Hepatitis is an infection of the liver caused by various viruses. There about seven recognized viruses responsible for the infection of the liver:–hepatitis A, B, C, D, E, F and G. Of these A,B, C, and E are of greatest concern to health practitioners. Collectively all the types of hepatitis kill about 1.4 million people globally every year. However not much is known by the public about the disease and hence not much is done in the way of prevention on personal level.
Some time ago we discussed Hepatitis A, today and tomorrow we shall discuss Hepatitis B.
More than 2 billion people world-wide have been infected by the hepatitis B virus and of that figure about 350 million are chronically ill. Also about 1 million carriers die of liver cancer or liver cirrhosis yearly.
The disease is common in Africa, parts of South America, Asia and parts of North America.
1. What Causes Hepatitis B?
Hepatitis B is caused by Hepatitis B virus, it is the most infectious of the hepatitis viruses and can survive up to 7 days in a dried state.
2. How Does Hepatitis B Spread?
Human beings are the main reservoir of the infection. Spread is through blood, blood products, semen and vaginal fluids.
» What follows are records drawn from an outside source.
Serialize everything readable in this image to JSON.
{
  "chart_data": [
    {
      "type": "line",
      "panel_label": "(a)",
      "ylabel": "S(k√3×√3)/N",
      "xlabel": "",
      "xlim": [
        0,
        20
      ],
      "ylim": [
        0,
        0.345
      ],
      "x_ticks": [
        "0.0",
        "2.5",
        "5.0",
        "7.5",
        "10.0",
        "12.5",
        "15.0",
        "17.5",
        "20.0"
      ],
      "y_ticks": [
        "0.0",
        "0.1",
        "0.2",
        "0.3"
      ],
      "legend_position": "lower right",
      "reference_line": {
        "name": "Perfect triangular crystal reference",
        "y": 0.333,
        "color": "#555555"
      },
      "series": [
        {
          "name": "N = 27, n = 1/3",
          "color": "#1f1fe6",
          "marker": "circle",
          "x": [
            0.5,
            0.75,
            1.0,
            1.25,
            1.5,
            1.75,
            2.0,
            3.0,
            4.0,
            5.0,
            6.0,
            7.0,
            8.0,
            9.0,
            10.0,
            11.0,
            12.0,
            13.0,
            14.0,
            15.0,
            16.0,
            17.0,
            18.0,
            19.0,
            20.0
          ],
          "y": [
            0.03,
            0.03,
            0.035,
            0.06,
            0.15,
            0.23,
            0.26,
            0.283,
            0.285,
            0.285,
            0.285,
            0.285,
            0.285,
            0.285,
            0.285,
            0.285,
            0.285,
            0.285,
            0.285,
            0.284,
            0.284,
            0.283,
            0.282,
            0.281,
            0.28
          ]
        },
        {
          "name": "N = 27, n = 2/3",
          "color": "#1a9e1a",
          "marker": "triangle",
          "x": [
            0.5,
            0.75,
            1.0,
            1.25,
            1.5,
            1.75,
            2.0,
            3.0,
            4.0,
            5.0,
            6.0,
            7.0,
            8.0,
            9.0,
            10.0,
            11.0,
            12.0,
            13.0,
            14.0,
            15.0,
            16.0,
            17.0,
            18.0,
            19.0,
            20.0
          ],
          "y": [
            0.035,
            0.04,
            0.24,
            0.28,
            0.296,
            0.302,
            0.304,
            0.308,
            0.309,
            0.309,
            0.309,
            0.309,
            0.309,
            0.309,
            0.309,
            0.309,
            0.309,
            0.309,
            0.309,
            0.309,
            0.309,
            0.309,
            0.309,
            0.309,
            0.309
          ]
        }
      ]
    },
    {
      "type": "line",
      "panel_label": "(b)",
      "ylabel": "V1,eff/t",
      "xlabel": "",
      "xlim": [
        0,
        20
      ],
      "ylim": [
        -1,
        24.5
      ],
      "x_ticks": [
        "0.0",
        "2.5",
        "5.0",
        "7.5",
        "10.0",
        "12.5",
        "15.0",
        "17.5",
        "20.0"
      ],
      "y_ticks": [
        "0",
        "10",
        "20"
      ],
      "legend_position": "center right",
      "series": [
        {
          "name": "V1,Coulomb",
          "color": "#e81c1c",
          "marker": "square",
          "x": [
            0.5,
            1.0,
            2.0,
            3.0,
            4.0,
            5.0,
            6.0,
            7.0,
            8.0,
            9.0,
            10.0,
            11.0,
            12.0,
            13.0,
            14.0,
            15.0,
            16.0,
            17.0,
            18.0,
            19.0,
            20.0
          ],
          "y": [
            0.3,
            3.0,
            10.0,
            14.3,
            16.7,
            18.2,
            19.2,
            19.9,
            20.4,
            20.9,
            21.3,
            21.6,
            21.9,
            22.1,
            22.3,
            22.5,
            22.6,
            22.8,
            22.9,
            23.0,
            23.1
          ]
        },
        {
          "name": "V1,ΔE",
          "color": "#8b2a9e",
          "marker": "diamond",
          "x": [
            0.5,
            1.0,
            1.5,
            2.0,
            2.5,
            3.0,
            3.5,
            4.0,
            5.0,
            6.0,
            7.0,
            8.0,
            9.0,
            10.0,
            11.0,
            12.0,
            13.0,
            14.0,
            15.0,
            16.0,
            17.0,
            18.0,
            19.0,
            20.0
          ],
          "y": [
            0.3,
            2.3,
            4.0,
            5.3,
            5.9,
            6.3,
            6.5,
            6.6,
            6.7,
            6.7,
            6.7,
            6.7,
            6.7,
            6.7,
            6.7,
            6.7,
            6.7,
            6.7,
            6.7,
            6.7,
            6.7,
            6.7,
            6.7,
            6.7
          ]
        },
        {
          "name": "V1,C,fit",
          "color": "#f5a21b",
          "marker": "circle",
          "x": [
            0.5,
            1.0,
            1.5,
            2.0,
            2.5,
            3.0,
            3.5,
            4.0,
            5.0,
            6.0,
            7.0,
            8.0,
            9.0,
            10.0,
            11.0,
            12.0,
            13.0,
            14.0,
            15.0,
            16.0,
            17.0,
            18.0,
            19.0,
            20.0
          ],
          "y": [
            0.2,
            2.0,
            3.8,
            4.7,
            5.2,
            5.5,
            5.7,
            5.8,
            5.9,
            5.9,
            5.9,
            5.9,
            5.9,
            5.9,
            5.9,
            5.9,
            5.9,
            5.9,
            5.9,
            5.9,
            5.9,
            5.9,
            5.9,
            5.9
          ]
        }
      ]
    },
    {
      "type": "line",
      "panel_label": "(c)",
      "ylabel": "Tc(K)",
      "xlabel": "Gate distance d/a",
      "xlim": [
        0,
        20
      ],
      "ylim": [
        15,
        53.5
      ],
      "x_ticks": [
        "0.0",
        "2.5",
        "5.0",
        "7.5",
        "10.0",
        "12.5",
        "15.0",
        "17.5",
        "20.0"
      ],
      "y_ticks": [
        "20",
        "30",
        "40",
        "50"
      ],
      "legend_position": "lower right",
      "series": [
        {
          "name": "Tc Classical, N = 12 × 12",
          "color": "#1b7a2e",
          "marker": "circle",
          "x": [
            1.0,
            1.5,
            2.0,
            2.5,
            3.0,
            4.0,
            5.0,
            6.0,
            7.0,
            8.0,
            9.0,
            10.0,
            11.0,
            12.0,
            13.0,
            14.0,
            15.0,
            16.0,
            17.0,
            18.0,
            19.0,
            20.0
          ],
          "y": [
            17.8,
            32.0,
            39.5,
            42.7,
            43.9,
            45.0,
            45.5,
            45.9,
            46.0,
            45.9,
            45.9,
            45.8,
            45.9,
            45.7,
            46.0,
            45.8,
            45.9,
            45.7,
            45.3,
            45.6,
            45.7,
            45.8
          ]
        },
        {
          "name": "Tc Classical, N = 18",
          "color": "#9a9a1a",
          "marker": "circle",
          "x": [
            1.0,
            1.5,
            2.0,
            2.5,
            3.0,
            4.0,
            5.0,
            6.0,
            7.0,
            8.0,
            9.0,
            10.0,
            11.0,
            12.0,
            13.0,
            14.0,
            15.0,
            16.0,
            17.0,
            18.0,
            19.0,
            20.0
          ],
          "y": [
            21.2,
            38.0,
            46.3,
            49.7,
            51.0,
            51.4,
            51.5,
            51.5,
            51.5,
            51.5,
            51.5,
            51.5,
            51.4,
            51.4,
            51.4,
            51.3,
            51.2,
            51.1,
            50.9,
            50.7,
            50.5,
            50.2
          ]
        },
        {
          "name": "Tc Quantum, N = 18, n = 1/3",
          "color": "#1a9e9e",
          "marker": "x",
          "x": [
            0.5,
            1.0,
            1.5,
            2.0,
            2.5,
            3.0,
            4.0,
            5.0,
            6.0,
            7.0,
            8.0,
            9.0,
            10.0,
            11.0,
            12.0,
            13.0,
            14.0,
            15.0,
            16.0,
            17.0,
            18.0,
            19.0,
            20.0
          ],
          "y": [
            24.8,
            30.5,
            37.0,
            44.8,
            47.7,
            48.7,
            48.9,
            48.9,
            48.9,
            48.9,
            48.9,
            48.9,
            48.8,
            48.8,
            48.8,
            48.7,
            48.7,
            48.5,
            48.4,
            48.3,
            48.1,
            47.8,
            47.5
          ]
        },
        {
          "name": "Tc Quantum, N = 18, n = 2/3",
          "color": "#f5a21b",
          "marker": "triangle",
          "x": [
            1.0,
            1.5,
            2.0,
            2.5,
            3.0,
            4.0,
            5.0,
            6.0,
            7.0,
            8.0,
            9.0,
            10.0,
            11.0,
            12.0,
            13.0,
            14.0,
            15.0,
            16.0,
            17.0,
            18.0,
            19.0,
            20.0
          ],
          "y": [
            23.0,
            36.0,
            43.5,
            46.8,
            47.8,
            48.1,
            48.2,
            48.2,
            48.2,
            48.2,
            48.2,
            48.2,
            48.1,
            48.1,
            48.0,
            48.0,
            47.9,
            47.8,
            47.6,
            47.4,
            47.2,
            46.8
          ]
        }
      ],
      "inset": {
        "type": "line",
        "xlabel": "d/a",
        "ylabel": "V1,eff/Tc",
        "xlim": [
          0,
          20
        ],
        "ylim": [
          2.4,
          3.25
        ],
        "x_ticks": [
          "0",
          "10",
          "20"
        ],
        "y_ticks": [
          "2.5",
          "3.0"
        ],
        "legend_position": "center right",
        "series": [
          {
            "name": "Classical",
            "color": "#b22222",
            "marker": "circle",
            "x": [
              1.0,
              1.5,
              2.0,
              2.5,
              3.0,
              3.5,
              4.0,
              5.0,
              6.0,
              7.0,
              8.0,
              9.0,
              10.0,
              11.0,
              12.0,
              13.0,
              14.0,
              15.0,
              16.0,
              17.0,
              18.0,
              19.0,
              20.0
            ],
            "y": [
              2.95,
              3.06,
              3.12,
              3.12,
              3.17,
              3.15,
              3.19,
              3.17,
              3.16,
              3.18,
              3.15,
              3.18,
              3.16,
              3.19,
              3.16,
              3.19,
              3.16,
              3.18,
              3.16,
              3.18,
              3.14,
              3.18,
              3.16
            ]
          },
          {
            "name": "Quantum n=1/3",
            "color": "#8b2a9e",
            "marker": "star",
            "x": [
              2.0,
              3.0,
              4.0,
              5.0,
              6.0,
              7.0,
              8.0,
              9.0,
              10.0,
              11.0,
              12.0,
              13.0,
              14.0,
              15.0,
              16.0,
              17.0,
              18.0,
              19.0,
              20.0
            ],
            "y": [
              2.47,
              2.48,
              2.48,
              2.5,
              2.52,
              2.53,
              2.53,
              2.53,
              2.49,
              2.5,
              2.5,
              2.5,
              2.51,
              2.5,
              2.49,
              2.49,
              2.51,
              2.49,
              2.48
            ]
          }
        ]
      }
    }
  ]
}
Consequently, the disease can pass from one person to the other through blood transmission, sexual intercourse be it homosexual and heterosexual.
The disease spreads from mother to child during child birth by the mother’s blood passing into the blood of the baby or by the baby swallowing the blood of the mother, any of these could happen during child birth.
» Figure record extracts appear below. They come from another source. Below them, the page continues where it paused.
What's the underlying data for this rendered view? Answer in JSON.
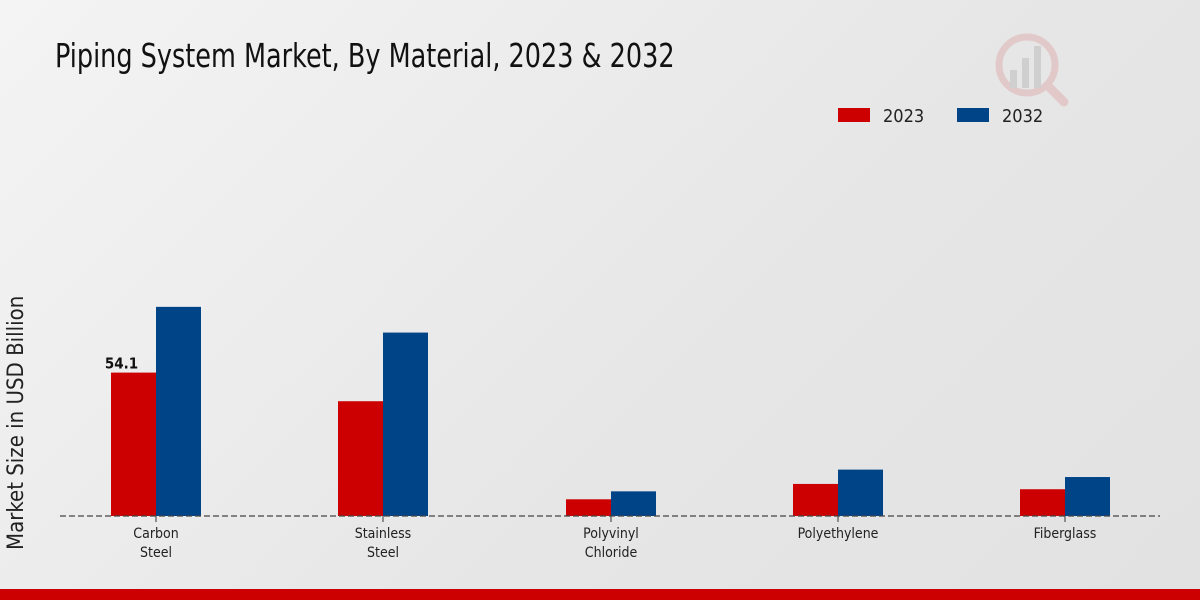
{
  "chart_data": {
    "type": "bar",
    "title": "Piping System Market, By Material, 2023 & 2032",
    "xlabel": "",
    "ylabel": "Market Size in USD Billion",
    "categories": [
      [
        "Carbon",
        "Steel"
      ],
      [
        "Stainless",
        "Steel"
      ],
      [
        "Polyvinyl",
        "Chloride"
      ],
      [
        "Polyethylene"
      ],
      [
        "Fiberglass"
      ]
    ],
    "series": [
      {
        "name": "2023",
        "color": "#cc0000",
        "values": [
          54.1,
          43.3,
          6.3,
          12.1,
          10.1
        ]
      },
      {
        "name": "2032",
        "color": "#004488",
        "values": [
          78.9,
          69.2,
          9.3,
          17.5,
          14.7
        ]
      }
    ],
    "data_labels": [
      {
        "series": 0,
        "index": 0,
        "text": "54.1"
      }
    ],
    "ylim": [
      0,
      150
    ],
    "grid": false,
    "legend_position": "top-right"
  }
}
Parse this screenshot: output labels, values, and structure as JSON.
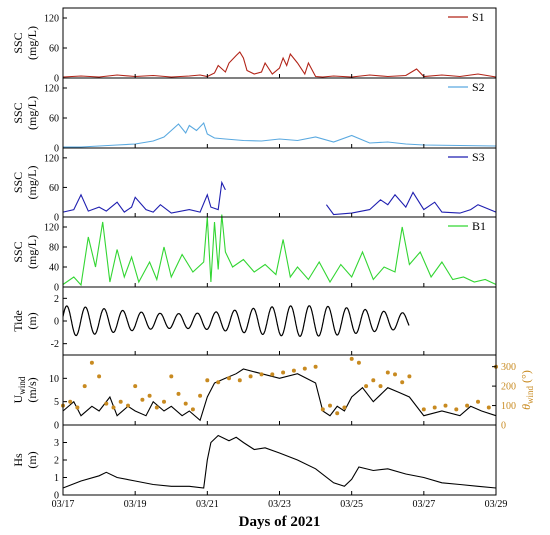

It can also spread through the use of contaminated sharp objects. Thus spread is common within a family especially in crowded homes, sharing tooth brushes, razors, towels and bath brushes promote spread.
The hepatitis B virus is present in the saliva, semen and vaginal fluids of infected persons, thus infection can spread through kissing or by sexual intercourse.
3. When Do You Suspect You May Have Hepatitis B?
The symptoms and signs of hepatitis Binclude low-grade fever, vomiting, loss of appetite, dark urine, upper right abdominal pain and yellowness of eyes/skin;   suspect Hepatitis especially if someone close to you just had it or is recovering from it.
Incubation period is between 45-160 days. See a doctor immediately if you have the above symptoms.
4. What Can Put You at Risk?
       a. Age—infection is highest among children and young adults
       b. Occupation—Healthcare workers (laboratory scientists, dentists and surgeons).
       c. Life style— drug addicts who inject themselves are at high risk
       d. Sexual promiscuity, homosexuality
       e. Close contact with an infected person
       f. Travels to countries where the disease is very common.
5. Possible Complications of Hepatitis B.
Complications of Hepatitis B infection include Chronic liver infection, liver cancer, liver cirrhosis and liver failure.
 
6. Prevention
Hepatitis B can be prevented in the following ways:
     a. Vaccination.
     b. Exercising extreme precaution when treating hepatitis B patients.
     c. Avoiding the use of common items such as tooth brushes, foot brushes, razors, and towels.
     d. Avoiding contact with infected persons.
     e. Avoiding the use of unsterilized sharp objects for nose/ear piercing or scarification.
     f. Practicing safe sex by use of condoms
     g. Desisting from homosexuality.